Tonight we had a great kerfuffle when Senator Short said that people would have to carry their identity cards with them. A great scream went up by Government members saying that they did not have to carry their cards. We did not have to carry our driver's licences with us once, but we do now. We are told by this Government that we will not have to carry our identity cards. Senator Maguire said that there was an unequivocal promise that we would not have to carry our identity cards. I am sure honourable senators will remember the unequivocal promise of the Prime Minister, Mr Hawke. His words were: `Let me make a promise so that even the Opposition can understand it. There will be no capital gains tax'. What did we get? We got a capital gains tax.


Senator Gareth Evans —One election later. It was not before that election.


Senator WALTERS —Senator Evans says: `One election later'. Ladies and gentlemen, we do not have to carry the card this election but, one election later, we may well have to carry an identity card.

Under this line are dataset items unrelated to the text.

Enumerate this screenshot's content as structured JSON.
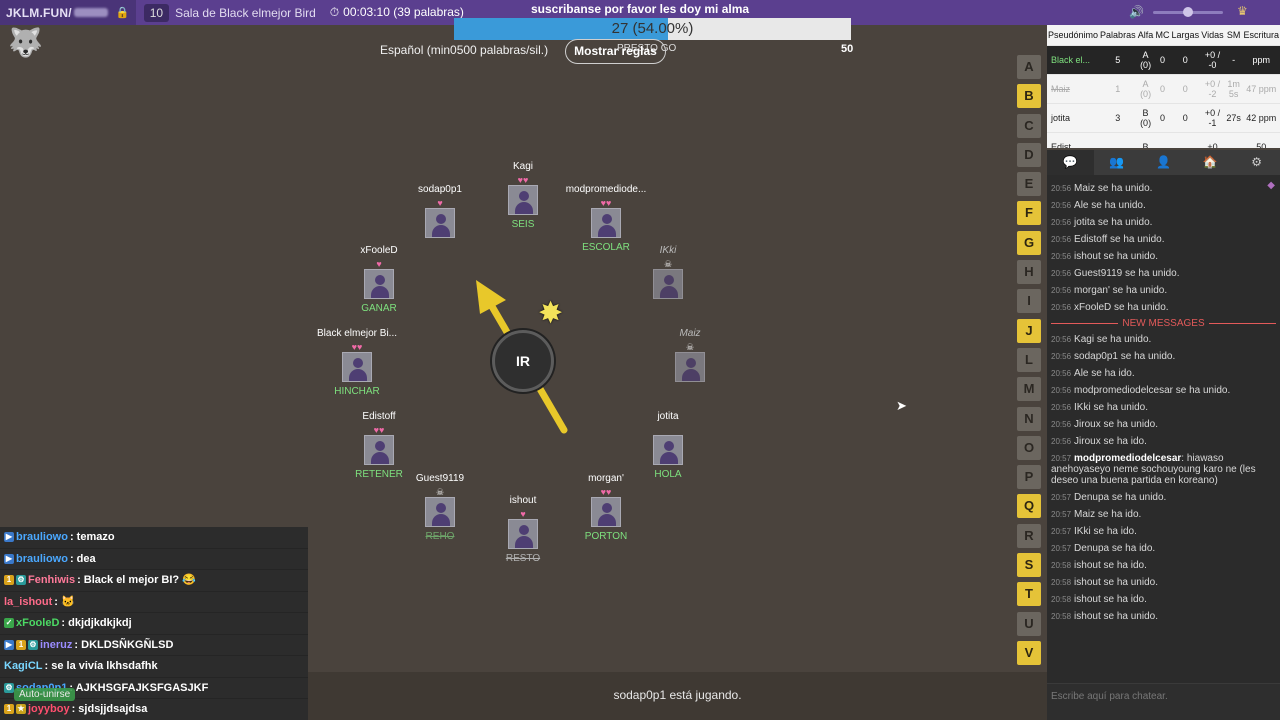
{
  "topbar": {
    "site": "JKLM.FUN/",
    "room_count": "10",
    "room_name": "Sala de Black elmejor Bird",
    "timer": "00:03:10 (39 palabras)",
    "notice": "suscribanse por favor les doy mi alma"
  },
  "progress": {
    "text": "27 (54.00%)",
    "fraction": 0.54
  },
  "rules": {
    "language": "Español (min0500 palabras/sil.)",
    "show_rules_label": "Mostrar reglas",
    "mode_text": "PRESTO GO",
    "goal": "50"
  },
  "bomb": {
    "label": "IR"
  },
  "players": [
    {
      "name": "Kagi",
      "hearts": "♥♥",
      "word": "SEIS",
      "dead": false
    },
    {
      "name": "sodap0p1",
      "hearts": "♥",
      "word": "",
      "dead": false
    },
    {
      "name": "modpromediode...",
      "hearts": "♥♥",
      "word": "ESCOLAR",
      "dead": false
    },
    {
      "name": "xFooleD",
      "hearts": "♥",
      "word": "GANAR",
      "dead": false
    },
    {
      "name": "IKki",
      "hearts": "☠",
      "word": "",
      "dead": true
    },
    {
      "name": "Black elmejor Bi...",
      "hearts": "♥♥",
      "word": "HINCHAR",
      "dead": false
    },
    {
      "name": "Maiz",
      "hearts": "☠",
      "word": "",
      "dead": true
    },
    {
      "name": "Edistoff",
      "hearts": "♥♥",
      "word": "RETENER",
      "dead": false
    },
    {
      "name": "jotita",
      "hearts": "",
      "word": "HOLA",
      "dead": false
    },
    {
      "name": "Guest9119",
      "hearts": "☠",
      "word": "REHO",
      "dead": false
    },
    {
      "name": "ishout",
      "hearts": "♥",
      "word": "RESTO",
      "dead": false
    },
    {
      "name": "morgan'",
      "hearts": "♥♥",
      "word": "PORTON",
      "dead": false
    }
  ],
  "letters": [
    {
      "l": "A",
      "on": false
    },
    {
      "l": "B",
      "on": true
    },
    {
      "l": "C",
      "on": false
    },
    {
      "l": "D",
      "on": false
    },
    {
      "l": "E",
      "on": false
    },
    {
      "l": "F",
      "on": true
    },
    {
      "l": "G",
      "on": true
    },
    {
      "l": "H",
      "on": false
    },
    {
      "l": "I",
      "on": false
    },
    {
      "l": "J",
      "on": true
    },
    {
      "l": "L",
      "on": false
    },
    {
      "l": "M",
      "on": false
    },
    {
      "l": "N",
      "on": false
    },
    {
      "l": "O",
      "on": false
    },
    {
      "l": "P",
      "on": false
    },
    {
      "l": "Q",
      "on": true
    },
    {
      "l": "R",
      "on": false
    },
    {
      "l": "S",
      "on": true
    },
    {
      "l": "T",
      "on": true
    },
    {
      "l": "U",
      "on": false
    },
    {
      "l": "V",
      "on": true
    }
  ],
  "scoreboard": {
    "headers": [
      "Pseudónimo",
      "Palabras",
      "Alfa",
      "MC",
      "Largas",
      "Vidas",
      "SM",
      "Escritura"
    ],
    "rows": [
      {
        "name": "Black el...",
        "words": "5",
        "alpha": "A (0)",
        "mc": "0",
        "long": "0",
        "lives": "+0 / -0",
        "sm": "-",
        "speed": "ppm",
        "state": "active"
      },
      {
        "name": "Maiz",
        "words": "1",
        "alpha": "A (0)",
        "mc": "0",
        "long": "0",
        "lives": "+0 / -2",
        "sm": "1m 5s",
        "speed": "47 ppm",
        "state": "dead"
      },
      {
        "name": "jotita",
        "words": "3",
        "alpha": "B (0)",
        "mc": "0",
        "long": "0",
        "lives": "+0 / -1",
        "sm": "27s",
        "speed": "42 ppm",
        "state": "normal"
      },
      {
        "name": "Edist...",
        "words": "",
        "alpha": "B",
        "mc": "",
        "long": "",
        "lives": "+0",
        "sm": "",
        "speed": "50",
        "state": "normal"
      }
    ]
  },
  "chat_tabs": [
    "💬",
    "👥",
    "👤",
    "🏠",
    "⚙"
  ],
  "right_chat": [
    {
      "t": "20:56",
      "text": "Maiz se ha unido."
    },
    {
      "t": "20:56",
      "text": "Ale se ha unido."
    },
    {
      "t": "20:56",
      "text": "jotita se ha unido."
    },
    {
      "t": "20:56",
      "text": "Edistoff se ha unido."
    },
    {
      "t": "20:56",
      "text": "ishout se ha unido."
    },
    {
      "t": "20:56",
      "text": "Guest9119 se ha unido."
    },
    {
      "t": "20:56",
      "text": "morgan' se ha unido."
    },
    {
      "t": "20:56",
      "text": "xFooleD se ha unido."
    },
    {
      "t": "",
      "text": "NEW MESSAGES",
      "divider": true
    },
    {
      "t": "20:56",
      "text": "Kagi se ha unido."
    },
    {
      "t": "20:56",
      "text": "sodap0p1 se ha unido."
    },
    {
      "t": "20:56",
      "text": "Ale se ha ido."
    },
    {
      "t": "20:56",
      "text": "modpromediodelcesar se ha unido."
    },
    {
      "t": "20:56",
      "text": "IKki se ha unido."
    },
    {
      "t": "20:56",
      "text": "Jiroux se ha unido."
    },
    {
      "t": "20:56",
      "text": "Jiroux se ha ido."
    },
    {
      "t": "20:57",
      "user": "modpromediodelcesar",
      "text": ": hiawaso anehoyaseyo neme sochouyoung karo ne (les deseo una buena partida en koreano)"
    },
    {
      "t": "20:57",
      "text": "Denupa se ha unido."
    },
    {
      "t": "20:57",
      "text": "Maiz se ha ido."
    },
    {
      "t": "20:57",
      "text": "IKki se ha ido."
    },
    {
      "t": "20:57",
      "text": "Denupa se ha ido."
    },
    {
      "t": "20:58",
      "text": "ishout se ha ido."
    },
    {
      "t": "20:58",
      "text": "ishout se ha unido."
    },
    {
      "t": "20:58",
      "text": "ishout se ha ido."
    },
    {
      "t": "20:58",
      "text": "ishout se ha unido."
    }
  ],
  "chat_input_placeholder": "Escribe aquí para chatear.",
  "left_chat": [
    {
      "user": "brauliowo",
      "text": ": temazo",
      "color": "#4aa8ff",
      "icons": [
        "▶"
      ]
    },
    {
      "user": "brauliowo",
      "text": ": dea",
      "color": "#4aa8ff",
      "icons": [
        "▶"
      ]
    },
    {
      "user": "Fenhiwis",
      "text": ": Black el mejor BI? 😂",
      "color": "#ff7a9a",
      "icons": [
        "1",
        "⚙"
      ]
    },
    {
      "user": "la_ishout",
      "text": ": 🐱",
      "color": "#ff6b8a",
      "icons": []
    },
    {
      "user": "xFooleD",
      "text": ": dkjdjkdkjkdj",
      "color": "#4cd964",
      "icons": [
        "✓"
      ]
    },
    {
      "user": "ineruz",
      "text": ": DKLDSÑKGÑLSD",
      "color": "#9a8cff",
      "icons": [
        "▶",
        "1",
        "⚙"
      ]
    },
    {
      "user": "KagiCL",
      "text": ": se la vivía lkhsdafhk",
      "color": "#7ad7ff",
      "icons": []
    },
    {
      "user": "sodap0p1",
      "text": ": AJKHSGFAJKSFGASJKF",
      "color": "#4aa8ff",
      "icons": [
        "⚙"
      ]
    },
    {
      "user": "joyyboy",
      "text": ": sjdsjjdsajdsa",
      "color": "#ff4f6e",
      "icons": [
        "1",
        "★"
      ]
    }
  ],
  "auto_join_label": "Auto-unirse",
  "bottom_status": "sodap0p1 está jugando.",
  "colors": {
    "accent": "#5b3f8f",
    "letter_on": "#e5c338",
    "heart": "#f06aa8",
    "word": "#7ee07e",
    "new_messages": "#e35a5a"
  }
}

The ACTING DEPUTY PRESIDENT (Senator Elstob) —Order! Senator Walters, you must address your remarks through the Chair and not to the gallery.


Senator WALTERS —I am sorry, Mr Acting Deputy President. Let us note what the Minister has just said. He has said to us that the promise was for one election but at the next election we may well be told that we do have to carry an identity card. That was a freudian slip by the Minister, off the top of his head, which he always makes in this place. I can assure honourable senators that the garrulous gourmet opposite always tells us something truthful. Next year we can expect to have to carry the card. Next year the Government will say to us: `You will carry the card'. From birth onwards one will have a number for life. There is no doubt that we will be carrying the card. There is also no way that this Government or any future government can legislate for individual behaviour. One cannot legislate for human behaviour. There will be no privacy. Public servants will make the identical slip they have already made. They will sell our information to the biggest buyer.